“The two most important days in your life are the day you are born and the day you find out why.” -Mark Twain
I’m the type of person who sits and reflects all the time. My mom said when I was a kid she always used to catch me pondering or zoning out. She would say she actually liked watching me, sitting with myself, thinking. She knew that so much was going on in my brain and she didn’t want to interrupt my thought process.
I’m always thinking. Always wondering. And always reflecting.
And every year around my birthday (April 28, Happy Belated to me) I reflect harder about where I am currently and how far I’ve come. And every year I realize that I’ve made progress.
Last year I had my moments where I felt stuck. I felt like the situations that were apart of my life were permanent. I felt like I wouldn’t progress to the next level or phase in my life.
I was in a rut.
I had to realize that being in a rut, no matter what age or what phase you’re conquering at the moment, is normal. It’s healthy. It’s progression. Being in that rut actually pushed me to get out of it. I didn’t like the feeling of not knowing, not being sure of what was in front of me. It was like I was saying to myself “the suspense is killing me.” However, in turn, I had to rewire my brain to actually be excited about not knowing. I had to psych myself into knowing that, not knowing was exciting. It didn’t happen overnight. It took a lot of prayer, pep talks, surrounding myself with positive people and forcing myself to look on the bright side. It’s still a work in progress.
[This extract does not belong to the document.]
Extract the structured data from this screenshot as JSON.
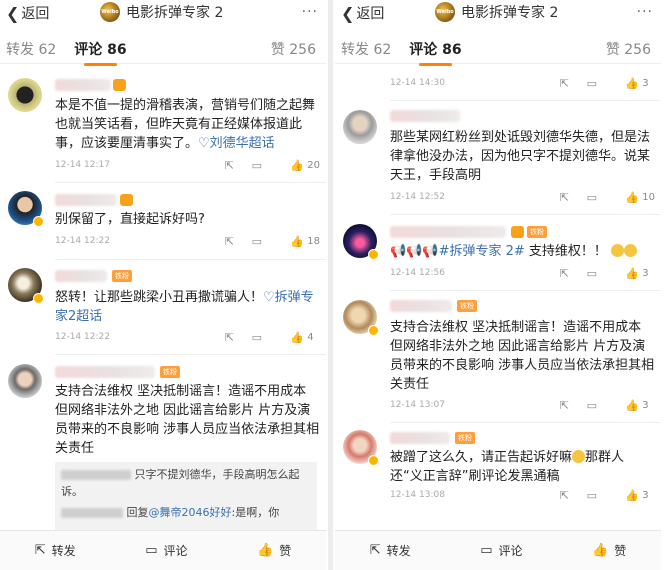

But that’s the joy of works in progress. Progress will happen. And the work needs to be done in order for that to happen.
I reflected on my birthday. I thought about life on my birthday. And sent thanks on my birthday. I looked over my life so far like a movie reel. I laughed, cried, shuddered and got mad at some parts. I do this every year, but more so this birthday because of my mind set. I’m in my mid-30s now and I’m more aware of the energies that surround me, as well as, not being ashamed of my thought process. I’m beginning to thank myself for my strength. And thank myself for my weaknesses.
I’m beginning to embrace and find my purpose.